El tercer casamiento que tenía
programado Praxedis para esa tarde se canceló. De ultimo minuto avisaron que el
novio se había fugado con otra muchacha, una que vivía cerca del estanque. Los
habían visto encaminarse rumbo a Jaumave en un burro que habían robado a don
Esteban Córdova. Ya los andaban buscando.
Esto le permitió al jefe del
registro civil retirarse temprano a su casa.

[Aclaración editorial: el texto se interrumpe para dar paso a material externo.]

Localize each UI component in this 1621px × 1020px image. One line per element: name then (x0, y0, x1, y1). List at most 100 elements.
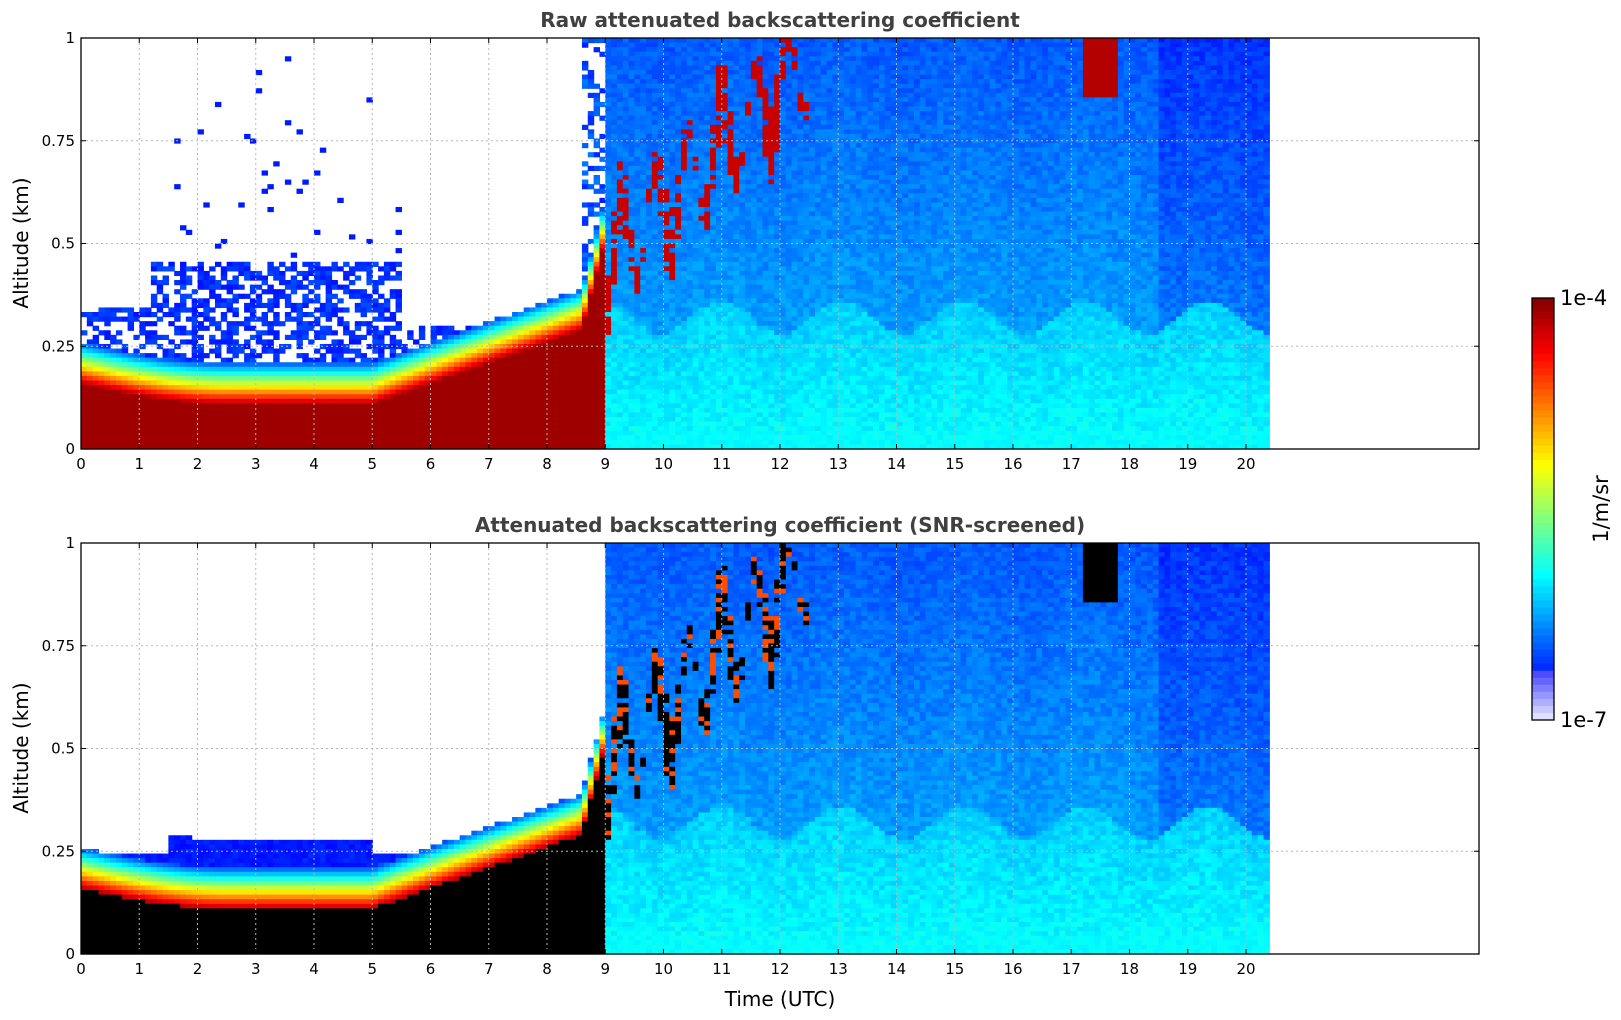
heatmap-cell (721, 430, 729, 436)
heatmap-cell (692, 321, 700, 327)
heatmap-cell (616, 152, 624, 158)
heatmap-cell (296, 312, 303, 318)
heatmap-cell (628, 234, 635, 240)
heatmap-cell (354, 353, 362, 359)
heatmap-cell (506, 330, 513, 336)
heatmap-cell (180, 394, 187, 400)
heatmap-cell (640, 216, 647, 222)
heatmap-cell (401, 417, 408, 423)
heatmap-cell (581, 220, 589, 226)
heatmap-cell (611, 42, 618, 48)
heatmap-cell (156, 357, 164, 363)
heatmap-cell (616, 380, 624, 386)
heatmap-cell (284, 120, 292, 126)
heatmap-cell (686, 184, 694, 190)
heatmap-cell (710, 243, 717, 249)
heatmap-cell (430, 421, 437, 427)
heatmap-cell (733, 316, 740, 322)
heatmap-cell (552, 321, 560, 327)
heatmap-cell (721, 188, 729, 194)
heatmap-cell (517, 435, 525, 441)
heatmap-cell (739, 79, 746, 85)
heatmap-cell (675, 439, 682, 446)
heatmap-cell (646, 92, 653, 98)
heatmap-cell (366, 375, 373, 382)
heatmap-cell (541, 325, 548, 331)
heatmap-cell (191, 426, 199, 432)
heatmap-cell (686, 133, 694, 140)
heatmap-cell (733, 275, 740, 281)
heatmap-cell (570, 435, 577, 441)
heatmap-cell (203, 403, 210, 409)
heatmap-cell (605, 133, 612, 140)
heatmap-cell (657, 280, 665, 286)
heatmap-cell (733, 403, 740, 409)
heatmap-cell (413, 403, 420, 409)
heatmap-cell (651, 394, 659, 400)
heatmap-cell (692, 106, 700, 112)
heatmap-cell (535, 417, 542, 423)
heatmap-cell (675, 426, 682, 432)
heatmap-cell (121, 435, 129, 441)
heatmap-cell (733, 312, 740, 318)
heatmap-cell (692, 421, 700, 427)
heatmap-cell (646, 403, 653, 409)
heatmap-cell (325, 444, 333, 450)
heatmap-cell (220, 426, 228, 432)
heatmap-cell (698, 38, 705, 44)
heatmap-cell (465, 330, 472, 336)
heatmap-cell (640, 143, 647, 149)
heatmap-cell (273, 321, 280, 327)
heatmap-cell (249, 430, 257, 436)
heatmap-cell (541, 343, 548, 350)
heatmap-cell (319, 385, 327, 391)
heatmap-cell (506, 375, 513, 382)
heatmap-cell (564, 293, 571, 299)
heatmap-cell (710, 124, 717, 130)
heatmap-cell (81, 330, 88, 336)
heatmap-cell (640, 97, 647, 103)
heatmap-cell (628, 366, 635, 372)
heatmap-cell (593, 261, 601, 267)
heatmap-cell (587, 115, 595, 121)
heatmap-cell (552, 371, 560, 377)
heatmap-cell (593, 165, 601, 172)
heatmap-cell (611, 124, 618, 130)
heatmap-cell (657, 316, 665, 322)
heatmap-cell (424, 426, 432, 432)
heatmap-cell (686, 353, 694, 359)
heatmap-cell (331, 293, 338, 299)
heatmap-cell (698, 366, 705, 372)
heatmap-cell (488, 444, 496, 450)
heatmap-cell (558, 403, 566, 409)
heatmap-cell (692, 170, 700, 176)
heatmap-cell (220, 417, 228, 423)
heatmap-cell (407, 444, 414, 450)
heatmap-cell (646, 115, 653, 121)
heatmap-cell (541, 412, 548, 418)
heatmap-cell (628, 325, 635, 331)
heatmap-cell (710, 133, 717, 140)
heatmap-cell (727, 147, 734, 153)
heatmap-cell (115, 380, 123, 386)
heatmap-cell (366, 366, 373, 372)
heatmap-cell (686, 280, 694, 286)
heatmap-cell (581, 257, 589, 263)
heatmap-cell (482, 330, 490, 336)
heatmap-cell (92, 380, 100, 386)
heatmap-cell (657, 248, 665, 254)
heatmap-cell (634, 357, 641, 363)
heatmap-cell (710, 161, 717, 167)
heatmap-cell (348, 426, 356, 432)
heatmap-cell (692, 380, 700, 386)
heatmap-cell (715, 330, 723, 336)
heatmap-cell (127, 316, 135, 322)
heatmap-cell (110, 435, 117, 441)
heatmap-cell (325, 316, 333, 322)
heatmap-cell (663, 375, 670, 382)
heatmap-cell (150, 362, 158, 368)
heatmap-cell (651, 156, 659, 162)
heatmap-cell (459, 403, 467, 409)
heatmap-cell (261, 366, 268, 372)
heatmap-cell (704, 197, 711, 203)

Al entrar vio a sus tres hijos mayores
debatiendo acaloradamente. Oscar proponía que se le pidiera a la tía Rafaela la
total reposición de lo robado por Goyito. Para el, las cosas estaban claras, su
hermano menor se había robado la mercancía. Enrique lo defendía acaloradamente,
mostrando por momentos un temperamento fuerte y muy enérgico. Chuy era el mas
tranquilo de los tres, escuchaba a sus hermanos y hacía anotaciones en un
papel.
Praxedis los observó un rato
mientras reía para sus adentros.
Se dirigió a la recámara donde
dormían y comenzó a buscar entre la ropa de los muchachos. Levantó el colchón,
abrió los cajones de un ropero, palpo cuidadosamente el piso debajo de la cama,
y no encontró nada.
No se dio por vencido. Sabía que
solo era cuestión de perseverar. Continuó su búsqueda durante varios minutos. En
una caja de zapatos encontró piedras y las sacó todas para revisar
minuciosamente el interior. Nada.
Praxedis había comenzado a sudar
por el esfuerzo físico. Agacharse, tirarse al suelo y levantarse, eran
movimientos que no estaba acostumbrado a realizar.
Solo había un lugar más por
revisar. Jaló de un rincón una maleta muy vieja color café que era de doña
Elisa. Ahí se guardaban papeles, documentos, y actas fechadas en tiempos anteriores
a la revolución.
Y finalmente encontró algo.
Cuando regreso a la sala, los
muchachos seguían discutiendo. Sin pensarlo más, arrojó sobre la mesa unos
papeles sucios con frases garabateadas a lápiz.
Los tres guardaron silencio.
Oscar agarró los papeles y
comenzó a leer lo que ahí se decía. Eran versos incompletos, algunos tachados,
otros con líneas borradas. Sacó rápidamente un papel arrugado de su pantalón,
el que habían dejado con el robo a la cooperativa, y los comparó. La letra era
muy parecida. Viéndola con más detenimiento, podía decirse que era la misma
letra.
Cuando Oscar levantó la vista
para preguntar a su padre, este permanecía erguido, en silencio, y con la
mirada fija en Chuy.
Chuy, en silencio y con la cara
pálida, le sostenía la mirada con los ojos muy abiertos.